Nick: This always reminds me of Howard Marks ‘ book, The Most Important Thing which is all about second-order effects. And I think the biggest flaw in modern society, particularly in the United States, is people don’t see second-order effects very well.
Me: I’ve often thought this in a joking kind of way regarding our politics. The right thinks everything’s a slippery slope, and the left ignores second-order effects.
VOR
A concept I should have included in the interview was “value over replacement” or VOR. In options, the opportunity cost can be thought of as the risk-free rate. But the risk-free rate is an instance of a category we call benchmark.
Professional investors separate alpha from beta by benchmarking to an index. We can get fancier into benchmarking by using factors. Private investments can be subject to hurdles. All of these ideas are focused on the same question:
What is the marginal contribution of an action or intervention?
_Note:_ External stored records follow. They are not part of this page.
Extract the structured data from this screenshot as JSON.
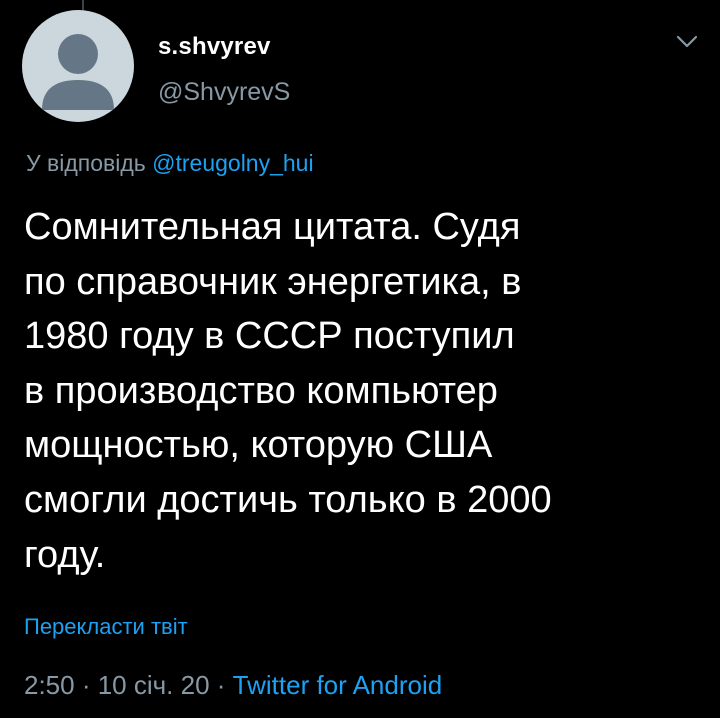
{
  "colors": {
    "background": "#000000",
    "text": "#ffffff",
    "muted": "#8899a6",
    "accent": "#1da1f2",
    "avatar_bg": "#ccd6dd",
    "avatar_fg": "#657786"
  },
  "user": {
    "display_name": "s.shvyrev",
    "handle": "@ShvyrevS",
    "avatar_icon": "default-person-icon"
  },
  "more_icon": "chevron-down-icon",
  "reply": {
    "prefix": "У відповідь ",
    "mention": "@treugolny_hui"
  },
  "tweet": {
    "lines": [
      "Сомнительная цитата. Судя",
      "по справочник энергетика, в",
      "1980 году в СССР поступил",
      "в производство компьютер",
      "мощностью, которую США",
      "смогли достичь только в 2000",
      "году."
    ]
  },
  "translate_label": "Перекласти твіт",
  "meta": {
    "time": "2:50",
    "sep1": " · ",
    "date": "10 січ. 20",
    "sep2": " · ",
    "source": "Twitter for Android"
  }
}
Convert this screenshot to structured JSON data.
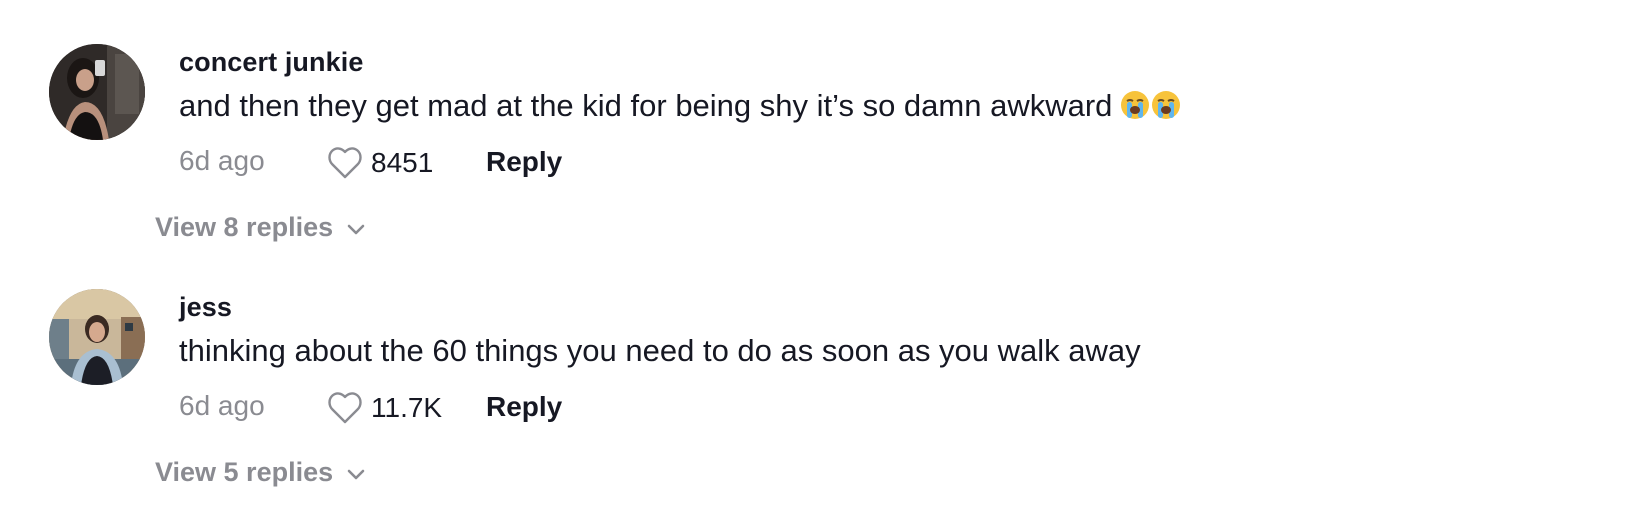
{
  "comments": [
    {
      "username": "concert junkie",
      "text": "and then they get mad at the kid for being shy it’s so damn awkward",
      "emoji": [
        "loudly-crying-face",
        "loudly-crying-face"
      ],
      "time": "6d ago",
      "likes": "8451",
      "reply_label": "Reply",
      "view_replies": "View 8 replies"
    },
    {
      "username": "jess",
      "text": "thinking about the 60 things you need to do as soon as you walk away",
      "emoji": [],
      "time": "6d ago",
      "likes": "11.7K",
      "reply_label": "Reply",
      "view_replies": "View 5 replies"
    }
  ],
  "icons": {
    "like": "heart-outline-icon",
    "expand": "chevron-down-icon"
  },
  "colors": {
    "primary_text": "#161823",
    "secondary_text": "#8a8b91",
    "background": "#ffffff"
  }
}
This is important because that’s what we compare the marginal cost to. We want to pay for skill not luck. Nor do we want to pay a price for skill that exceeds the amount of skill delivered.
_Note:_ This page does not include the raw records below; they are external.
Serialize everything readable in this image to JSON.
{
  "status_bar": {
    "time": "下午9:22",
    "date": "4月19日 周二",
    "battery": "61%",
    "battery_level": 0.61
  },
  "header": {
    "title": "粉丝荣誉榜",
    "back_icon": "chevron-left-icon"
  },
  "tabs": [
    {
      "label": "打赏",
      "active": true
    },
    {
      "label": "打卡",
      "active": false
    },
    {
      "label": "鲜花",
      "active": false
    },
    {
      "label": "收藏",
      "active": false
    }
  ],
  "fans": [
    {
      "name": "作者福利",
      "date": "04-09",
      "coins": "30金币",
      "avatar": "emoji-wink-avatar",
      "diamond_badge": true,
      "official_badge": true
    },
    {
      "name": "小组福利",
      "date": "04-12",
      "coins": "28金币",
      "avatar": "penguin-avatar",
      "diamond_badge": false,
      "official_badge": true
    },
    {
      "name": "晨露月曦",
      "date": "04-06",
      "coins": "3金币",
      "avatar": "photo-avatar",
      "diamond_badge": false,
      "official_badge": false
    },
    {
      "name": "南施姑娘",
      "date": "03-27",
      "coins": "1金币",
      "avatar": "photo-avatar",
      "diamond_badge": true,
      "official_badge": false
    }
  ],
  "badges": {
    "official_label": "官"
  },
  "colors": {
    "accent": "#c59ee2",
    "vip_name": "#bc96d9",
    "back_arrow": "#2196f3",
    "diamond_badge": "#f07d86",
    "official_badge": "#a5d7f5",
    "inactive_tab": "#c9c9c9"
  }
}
Everyone who excels at fantasy sports understands this. In a 12-team league, the delta in points per week between Tony Gonzalez and the 12th tight end, justified drafting him in the first round. It’s not the absolute level of points anyone delivers it’s the spread from the average that matters. The “value over replacement”.
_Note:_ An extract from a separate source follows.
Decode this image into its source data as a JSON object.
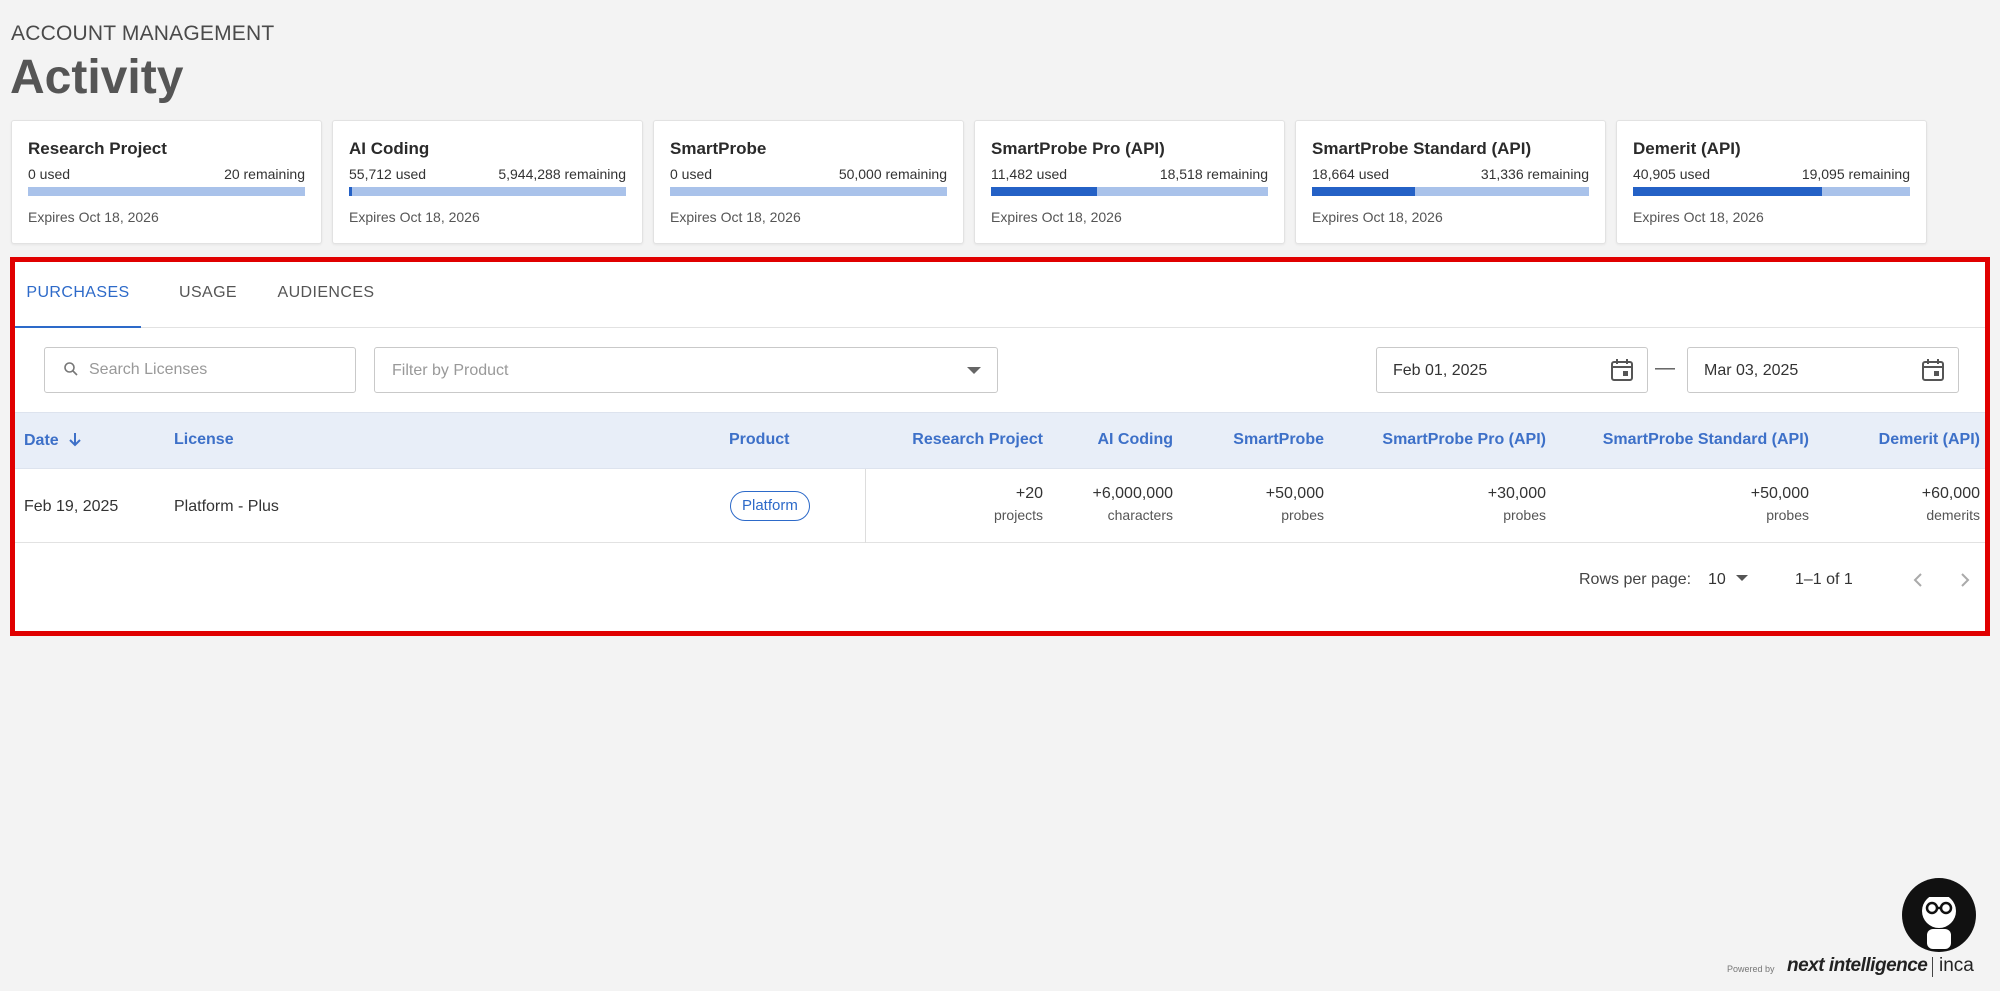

This principle is everywhere. If you are a trader who has a giant year and your discretionary bonus is nowhere near where it “should be” guess why? Value over replacement. Your firm doubts you can do it again. You’re not Tony Gonzalez, you’re a TE whose TD rate outperformed because your team got into the red zone a bit more than expected. So maybe you get paid what the replacement trader commands plus a big enough one-time premium that you are differentiated for the year but somewhere between insulted and resigned (double meaning intended). Your employer dares you to prove them wrong.*
*See adverse selection in the option job market (12 min read)
Feel like I’m picking on employees?
It applies to fund managers too. An allocator’s willingness to pay fees should depend on the dispersion of excess return in a strategy because that represents the surface area or potential for outperformance.*
If the difference between the 25th percentile and 75th percentile manager is 100 bps (think fixed income although I invented that number) then there’s not much room for fees. On the other hand, the top percent of VCs make all the money…but because the fees are roughly the same across funds,you can’t access the top ones. If they set fees by auction to where their AUM capacity clears then you’d see massive a dispersion in rakes.
(It’s like the NBA salary cap — the top x% of players are paid the same but if you had no cap, peak-Lebron would trade at multiples of other max players.)
*See Mauboussin’s Dispersion and Alpha Conversion How Dispersion Creates the Opportunity to Express Skill
“VOR” Blindness
There’s a whole class of structures products like buffer ETFs, principa-protected notes, equity-linked notes, and fixed-index annuities that guarantee principal with a promise for upside.
They do this by spending interest proceeds on options.

The pitch sounds nice. You can either “breakeven or win”. But the pitch needs to be benchmarked to an equivalent amount of risk you’d be taking in a more vanilla form. A 90% bond/ 10% stock portfolio, bonds + calls, etc. I have major doubts that on a risk-adjusted basis, the VOR of these products after fees holds up.
They are counting on your mind’s sleight of hand in their favor — that you will benchmark performance to 0 returns instead of the opportunity cost of interest. Their AUM depends on your VOR blindness.